Subvertir le regard masculin et colonial

Dans son travail Nicephora, Alinka Echeverria a travaillé sur le point de vue hégémonique propre à la photographie — qui est principalement réalisée par des hommes blancs depuis son invention, et qui montre ainsi le monde à travers leur seul regard. « Le regard masculin et colonial est intrinsèquement lié à la photographie, à tel point que c’est très difficile de les démêler », déclare celle qui se définit comme artiste et anthropologue. Nicephora a été réalisé lors d’une résidence au Musée Nicéphore-Niépce en 2015, dans le cadre du Prix BMW dont elle était lauréate cette année-là. Alors qu’elle avait pour contrainte de travailler à partir des images d’archives du musée, Alinka Echeverria s’est employée à subvertir le point de vue sur les photographies de l’époque coloniale. Elle découvre des images où, dans la très grande majorité des cas, les femmes étaient les muses et les hommes les créateurs — ces derniers portant un regard exotisant sur les femmes venues « d’ailleurs » dont ils réalisaient les portraits. « Comme Pygmalion construisait de ses mains la femme parfaite, les photographes des colonies immortalisaient un type de femme fantasmé », analyse l’artiste. Dans Nicéphora, elle démultiplie et décale ce regard unique et autoritaire porté sur les femmes pendant des centaines d’années. « J’ai voulu créer un détournement, un recadrement de l’archive, afin d’entreprendre, en accord avec les regards contemporains qui sont les nôtres, un nouveau processus de construction de l’altérité. », explique-t-elle.


© Alinka Echeverria

La collection de photographies de Frida Kahlo

Enfin, si elle est bien plus connue pour son travail de peintre, Frida Khalo a aussi été photographe à ses heures perdues. Mais aussi parce qu’il n’y a pas que les photographes qui permettent de maintenir la photographie vivante — il y a aussi toutes celles qui la montrent, la diffusent, la préservent… Il importait d’évoquer l’artiste dans cet article pour son activité de collectionneuse de photographie, méconnue jusqu’à il y a peu. En 2004, plus de 50 ans après la mort de l’icône mexicaine, l’on retrouvait dans sa salle de bains bleue une collection de photographies, composée de plusieurs centaines de tirages; des portraits de Diego Rivera, de ses parents et amis… réalisés par elle-même, mais aussi par les plus grands de l’époque — Man Ray, Brassaï, Pierre Verger, Tina Modotti, Edward Weston, Manuel et Lola Alvarez Bravo, Gisèle Freund… Sur les clichés, l’artiste a parfois griffonné une inscription au stylo, ou laissé une trace de rouge à lèvres. 

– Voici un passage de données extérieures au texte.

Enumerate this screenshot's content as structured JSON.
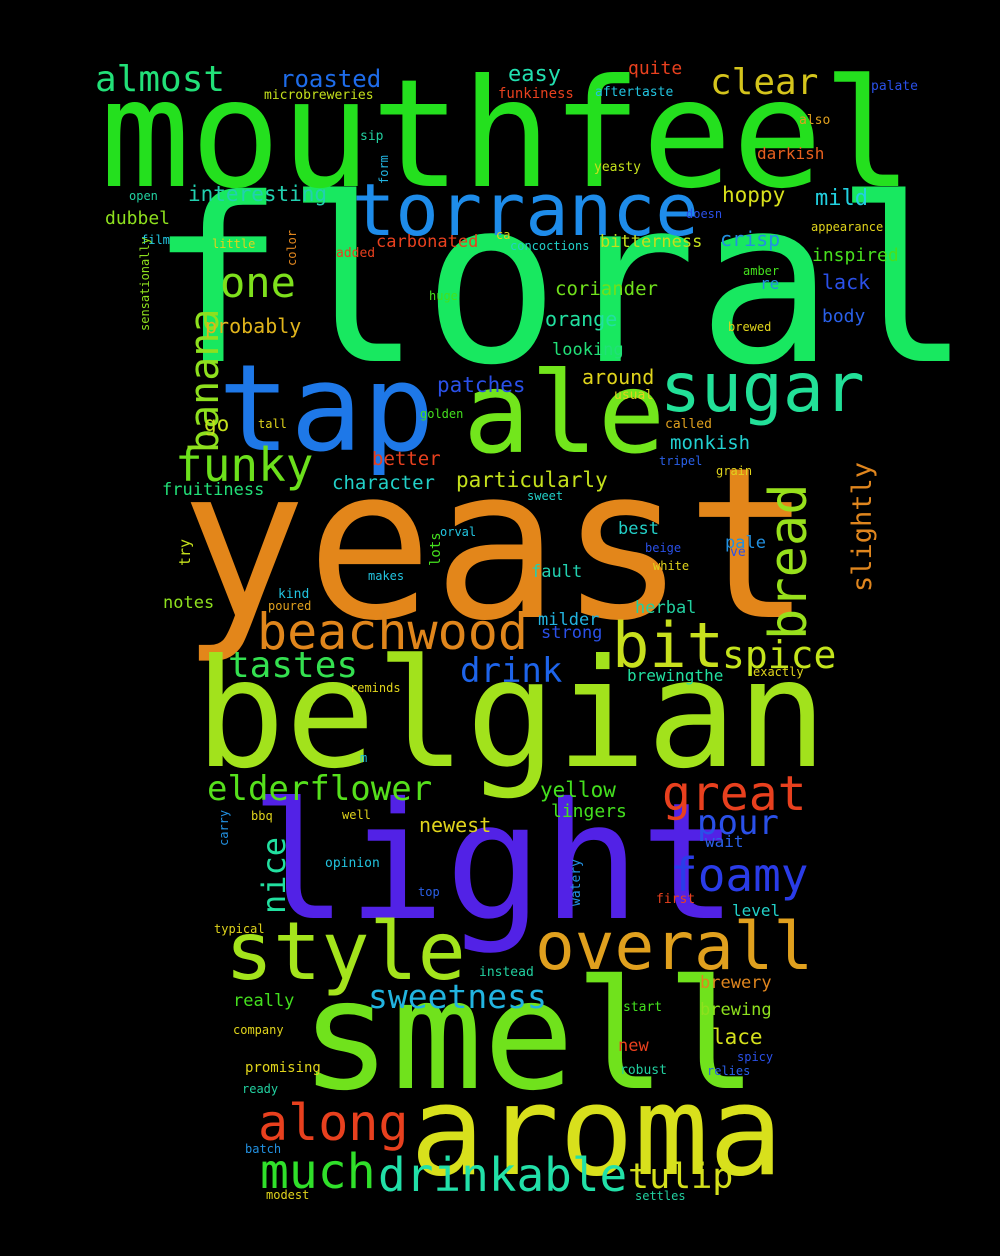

Frida Kahlo est l’une des deux seules femmes artistes au monde (l’autre est Sonia Delaunay) à vendre son art plus cher que son mari. Anecdote pas si anodine, qui permettra peut-être d’insuffler une note d’espoir chez toutes les femmes artistes et photographes latino-américaines, dont la pratique et la vie sont intrinsèquement liées à une lutte pour l’égalité.